A new study has found that the emerging H7N9 avian influenza virus responsible for at least 37 deaths in China has qualities that could potentially spark a global outbreak of flu.
An international team led by Yoshihiro Kawaoka of the University of Wisconsin-Madison and the University of Tokyo conducted a comprehensive analysis of two of the first human isolates of the virus from patients in China.
Their efforts revealed the H7N9 virus's ability to infect and replicate in several species of mammals, including ferrets and monkeys, and to transmit in ferrets - data that suggests H7N9 viruses have the potential to become a worldwide threat to human health.
"H7N9 viruses have several features typically associated with human influenza viruses and therefore possess pandemic potential and need to be monitored closely," Kawaoka, one of the world's leading experts on avian flu, said.
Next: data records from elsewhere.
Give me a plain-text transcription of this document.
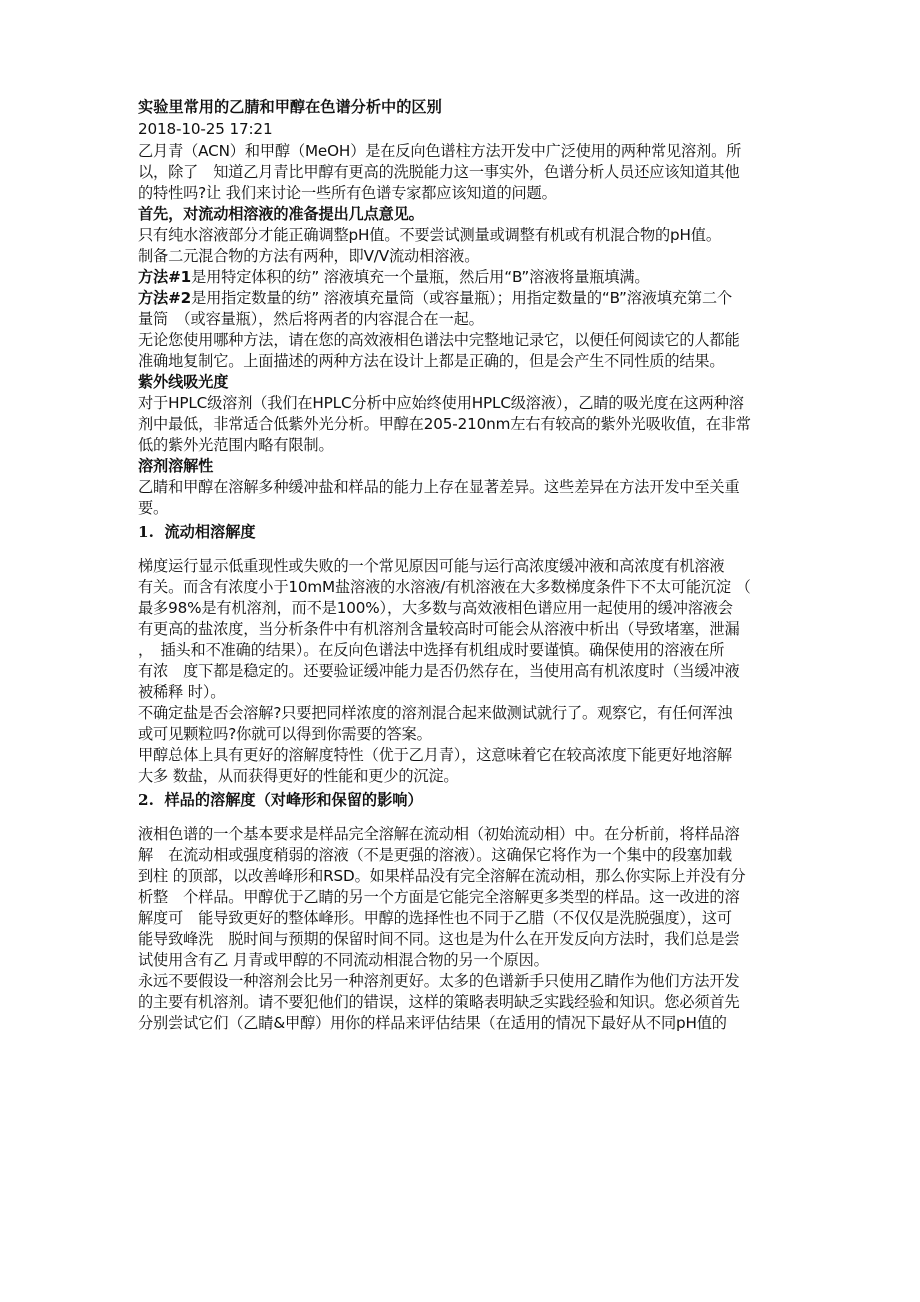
实验里常用的乙腈和甲醇在色谱分析中的区别
2018-10-25 17:21
乙月青（ACN）和甲醇（MeOH）是在反向色谱柱方法开发中广泛使用的两种常见溶剂。所
以，除了　知道乙月青比甲醇有更高的洗脱能力这一事实外，色谱分析人员还应该知道其他
的特性吗?让 我们来讨论一些所有色谱专家都应该知道的问题。
首先，对流动相溶液的准备提出几点意见。
只有纯水溶液部分才能正确调整pH值。不要尝试测量或调整有机或有机混合物的pH值。
制备二元混合物的方法有两种，即V/V流动相溶液。
方法#1是用特定体积的纺” 溶液填充一个量瓶，然后用“B”溶液将量瓶填满。
方法#2是用指定数量的纺” 溶液填充量筒（或容量瓶）；用指定数量的“B”溶液填充第二个
量筒　（或容量瓶），然后将两者的内容混合在一起。
无论您使用哪种方法，请在您的高效液相色谱法中完整地记录它，以便任何阅读它的人都能
准确地复制它。上面描述的两种方法在设计上都是正确的，但是会产生不同性质的结果。
紫外线吸光度
对于HPLC级溶剂（我们在HPLC分析中应始终使用HPLC级溶液），乙睛的吸光度在这两种溶
剂中最低，非常适合低紫外光分析。甲醇在205-210nm左右有较高的紫外光吸收值，在非常
低的紫外光范围内略有限制。
溶剂溶解性
乙睛和甲醇在溶解多种缓冲盐和样品的能力上存在显著差异。这些差异在方法开发中至关重
要。
1. 流动相溶解度
梯度运行显示低重现性或失败的一个常见原因可能与运行高浓度缓冲液和高浓度有机溶液
有关。而含有浓度小于10mM盐溶液的水溶液/有机溶液在大多数梯度条件下不太可能沉淀 （
最多98%是有机溶剂，而不是100%），大多数与高效液相色谱应用一起使用的缓冲溶液会
有更高的盐浓度，当分析条件中有机溶剂含量较高时可能会从溶液中析出（导致堵塞，泄漏
，　插头和不准确的结果）。在反向色谱法中选择有机组成时要谨慎。确保使用的溶液在所
有浓　度下都是稳定的。还要验证缓冲能力是否仍然存在，当使用高有机浓度时（当缓冲液
被稀释 时）。
不确定盐是否会溶解?只要把同样浓度的溶剂混合起来做测试就行了。观察它，有任何浑浊
或可见颗粒吗?你就可以得到你需要的答案。
甲醇总体上具有更好的溶解度特性（优于乙月青），这意味着它在较高浓度下能更好地溶解
大多 数盐，从而获得更好的性能和更少的沉淀。
2. 样品的溶解度（对峰形和保留的影响）
液相色谱的一个基本要求是样品完全溶解在流动相（初始流动相）中。在分析前，将样品溶
解　在流动相或强度稍弱的溶液（不是更强的溶液）。这确保它将作为一个集中的段塞加载
到柱 的顶部，以改善峰形和RSD。如果样品没有完全溶解在流动相，那么你实际上并没有分
析整　个样品。甲醇优于乙睛的另一个方面是它能完全溶解更多类型的样品。这一改进的溶
解度可　能导致更好的整体峰形。甲醇的选择性也不同于乙腊（不仅仅是洗脱强度），这可
能导致峰洗　脱时间与预期的保留时间不同。这也是为什么在开发反向方法时，我们总是尝
试使用含有乙 月青或甲醇的不同流动相混合物的另一个原因。
永远不要假设一种溶剂会比另一种溶剂更好。太多的色谱新手只使用乙睛作为他们方法开发
的主要有机溶剂。请不要犯他们的错误，这样的策略表明缺乏实践经验和知识。您必须首先
分别尝试它们（乙睛&甲醇）用你的样品来评估结果（在适用的情况下最好从不同pH值的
Normally, avian influenza viruses do not infect humans, with the exception of the highly pathogenic H5N1 strains.
However, the H7N9 virus has so far infected at least 132 humans, killing more than 20 percent of those infected, and several instances of human-to-human infection are suspected.
The new study suggests that the ability of the H7N9 virus to infect and replicate in human cells may be due to just a few amino acid changes in the genetic sequence of the virus.
The study is published in the journal Nature.